初対面同士の子どもたちの目的は、みなで安楽死をすること。十二人が集まり、すんなり「実行」できるはずだった。しかし、「集いの場」に用意されていたベッドには、すでに一人の少年が横たわっていた――。
彼は一体誰なのか。自殺か、他殺か。このまま「実行」してもよいのか。この集いの原則「全員一致」にのっとり、子どもたちは多数決を取る。不測の事態を前に、議論し、互いを観察し、状況から謎を推理していく。彼らが辿り着く結論は。そして、この集いの本当の目的は――。

性格も価値観も育った環境も違う十二人がぶつけ合う、それぞれの死にたい理由。俊英・冲方丁が描く、思春期の煌めきと切なさが詰まった傑作。
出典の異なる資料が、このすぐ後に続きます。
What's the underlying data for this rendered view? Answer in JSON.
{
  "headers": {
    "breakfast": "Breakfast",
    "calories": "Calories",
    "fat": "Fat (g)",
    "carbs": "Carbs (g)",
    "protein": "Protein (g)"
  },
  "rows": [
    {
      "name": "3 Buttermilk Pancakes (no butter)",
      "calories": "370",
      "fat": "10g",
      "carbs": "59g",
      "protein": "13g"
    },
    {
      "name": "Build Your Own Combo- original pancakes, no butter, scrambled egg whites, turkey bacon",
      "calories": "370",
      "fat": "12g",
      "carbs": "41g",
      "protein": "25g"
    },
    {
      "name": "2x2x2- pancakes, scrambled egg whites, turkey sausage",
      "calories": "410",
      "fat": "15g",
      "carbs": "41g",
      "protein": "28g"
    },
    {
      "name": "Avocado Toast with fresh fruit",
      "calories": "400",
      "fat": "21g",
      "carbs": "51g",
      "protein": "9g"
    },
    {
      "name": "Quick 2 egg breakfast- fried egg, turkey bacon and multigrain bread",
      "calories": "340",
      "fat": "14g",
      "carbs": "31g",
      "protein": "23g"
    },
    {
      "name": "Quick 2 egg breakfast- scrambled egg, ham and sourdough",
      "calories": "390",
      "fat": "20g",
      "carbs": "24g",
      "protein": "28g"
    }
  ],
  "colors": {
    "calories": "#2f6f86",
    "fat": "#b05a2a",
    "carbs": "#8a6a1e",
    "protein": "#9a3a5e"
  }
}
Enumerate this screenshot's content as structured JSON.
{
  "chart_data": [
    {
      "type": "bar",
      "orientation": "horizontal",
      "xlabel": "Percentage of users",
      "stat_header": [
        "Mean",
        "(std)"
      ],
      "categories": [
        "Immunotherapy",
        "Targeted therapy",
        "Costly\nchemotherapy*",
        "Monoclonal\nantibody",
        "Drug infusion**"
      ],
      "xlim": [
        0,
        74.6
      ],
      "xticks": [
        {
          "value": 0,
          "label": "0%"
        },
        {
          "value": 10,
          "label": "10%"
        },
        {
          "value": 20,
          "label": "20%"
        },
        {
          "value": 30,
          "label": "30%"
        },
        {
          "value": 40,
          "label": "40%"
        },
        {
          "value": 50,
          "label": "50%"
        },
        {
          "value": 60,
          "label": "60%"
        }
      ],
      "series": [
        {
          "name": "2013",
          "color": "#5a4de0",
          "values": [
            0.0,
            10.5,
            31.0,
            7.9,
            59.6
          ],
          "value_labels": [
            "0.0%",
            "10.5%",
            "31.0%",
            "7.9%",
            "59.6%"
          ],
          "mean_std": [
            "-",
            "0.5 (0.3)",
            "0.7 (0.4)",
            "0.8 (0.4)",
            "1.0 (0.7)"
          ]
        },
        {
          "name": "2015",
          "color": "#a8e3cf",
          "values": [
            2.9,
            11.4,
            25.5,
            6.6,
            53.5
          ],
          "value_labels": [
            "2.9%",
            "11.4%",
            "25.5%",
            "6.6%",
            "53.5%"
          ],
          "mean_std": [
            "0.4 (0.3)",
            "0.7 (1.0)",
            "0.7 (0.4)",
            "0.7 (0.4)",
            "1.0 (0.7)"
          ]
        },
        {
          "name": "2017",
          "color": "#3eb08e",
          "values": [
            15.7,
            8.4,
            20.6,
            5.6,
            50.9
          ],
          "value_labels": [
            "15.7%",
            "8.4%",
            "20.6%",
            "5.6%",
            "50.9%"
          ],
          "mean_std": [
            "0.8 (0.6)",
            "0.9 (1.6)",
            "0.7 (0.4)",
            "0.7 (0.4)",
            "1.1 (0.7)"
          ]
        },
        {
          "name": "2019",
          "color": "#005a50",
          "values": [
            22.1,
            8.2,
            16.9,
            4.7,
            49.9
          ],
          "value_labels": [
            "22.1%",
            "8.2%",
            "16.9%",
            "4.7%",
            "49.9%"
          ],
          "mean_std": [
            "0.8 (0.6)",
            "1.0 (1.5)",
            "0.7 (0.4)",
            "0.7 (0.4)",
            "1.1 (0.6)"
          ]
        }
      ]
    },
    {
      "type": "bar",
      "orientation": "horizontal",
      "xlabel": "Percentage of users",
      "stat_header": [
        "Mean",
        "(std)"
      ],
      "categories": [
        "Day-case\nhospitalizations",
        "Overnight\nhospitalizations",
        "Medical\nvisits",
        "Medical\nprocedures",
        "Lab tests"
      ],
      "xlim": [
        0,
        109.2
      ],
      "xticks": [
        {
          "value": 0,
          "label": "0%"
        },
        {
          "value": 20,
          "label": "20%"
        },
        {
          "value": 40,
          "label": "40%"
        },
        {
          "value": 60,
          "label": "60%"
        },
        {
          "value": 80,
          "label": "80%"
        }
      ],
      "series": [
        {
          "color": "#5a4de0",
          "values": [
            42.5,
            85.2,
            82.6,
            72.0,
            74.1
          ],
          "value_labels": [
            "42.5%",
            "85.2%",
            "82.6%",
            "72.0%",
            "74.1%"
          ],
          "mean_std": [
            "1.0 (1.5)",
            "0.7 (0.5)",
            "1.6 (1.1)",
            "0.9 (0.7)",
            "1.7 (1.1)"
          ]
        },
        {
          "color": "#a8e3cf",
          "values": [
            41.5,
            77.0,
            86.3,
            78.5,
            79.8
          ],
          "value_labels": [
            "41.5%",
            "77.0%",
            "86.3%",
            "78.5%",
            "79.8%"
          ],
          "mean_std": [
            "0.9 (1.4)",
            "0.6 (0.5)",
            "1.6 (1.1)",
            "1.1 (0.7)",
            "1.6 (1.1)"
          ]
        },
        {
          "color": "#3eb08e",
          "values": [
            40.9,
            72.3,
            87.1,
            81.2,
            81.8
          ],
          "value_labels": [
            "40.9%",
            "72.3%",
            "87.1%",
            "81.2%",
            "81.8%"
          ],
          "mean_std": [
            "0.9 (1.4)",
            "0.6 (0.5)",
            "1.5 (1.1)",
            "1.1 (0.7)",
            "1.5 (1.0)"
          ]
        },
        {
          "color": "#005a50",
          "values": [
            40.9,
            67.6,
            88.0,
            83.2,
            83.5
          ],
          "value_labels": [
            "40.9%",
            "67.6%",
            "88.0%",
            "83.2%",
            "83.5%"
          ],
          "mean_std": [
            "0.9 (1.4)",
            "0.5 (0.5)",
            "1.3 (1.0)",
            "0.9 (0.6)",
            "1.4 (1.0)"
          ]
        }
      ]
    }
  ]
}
初めは『十二人』という重要人物の登場人数に腰が引けていましたが、読み始めて少しすれば皆個性的でキャラが強いためすぐ覚えることが出来ました。

本作は世界中の子供達の闇を縮図した物語。
自分の無力さや自分だけではどうにもならない親の問題。子供(無知で無力)であることが罪であるかのような社会。

大人になると「子供の頃に戻りたい」という人は少なくない。
だけどそれは親の庇護のもとに幸せな子供時代を過ごせた人のみが言えることで、共感出来ない子供時代を過ごした人がいるということを忘れたくないものです。

少年と犬/馳星周さん

家族のために犯罪に手を染めた男。拾った犬は男の守り神になった―男と犬。仲間割れを起こした窃盗団の男は、守り神の犬を連れて故国を目指す―泥棒と犬。壊れかけた夫婦は、その犬をそれぞれ別の名前で呼んでいた―夫婦と犬。体を売って男に貢ぐ女。どん底の人生で女に温もりを与えたのは犬だった―娼婦と犬。老猟師の死期を知っていたかのように、その犬はやってきた―老人と犬。震災のショックで心を閉ざした少年は、その犬を見て微笑んだ―少年と犬。犬を愛する人に贈る感涙作。

ロマンティックなお話でした。

私はどちらかというと動物が苦手なためあまり共感は出来なかったのですが、犬好きで無くとも動物がお好きな方には胸温まるハートフル小説だと思います。

言葉が必要ないからこそ心地良い場合もある。
ただただそっと寄り添って温もりを分けて貰うだけで救われるものがある。
一人で埋められない心の隙間を埋めてくれるのは人間だけでは無い。

3時のアッコちゃん/柚木麻子さん

アッコ女史ふたたび! 大人気の「ランチのアッコちゃん」に、待望の続編が登場!!
表題作ほか、「メトロのアッコちゃん」「シュシュと猪」「梅田駅アンダーワールド」を含む全4編。

アッコちゃんシリーズ2作目。
前回『ランチのアッコちゃん

今回もアッコさんが強烈でいて可愛くて、展開もテンポが良いのでサクサクっと読めました。
落ち込んだ時、悩んだ時に鬱憤を吹き飛ばしてくれる物語。

周りと比べて落ち込む必要なんてない。
自分は自分。
限界を超えて頑張る必要はない。
出来ることを出来る範囲で精一杯やれば良い。

読後、張った肩肘を解してくれます。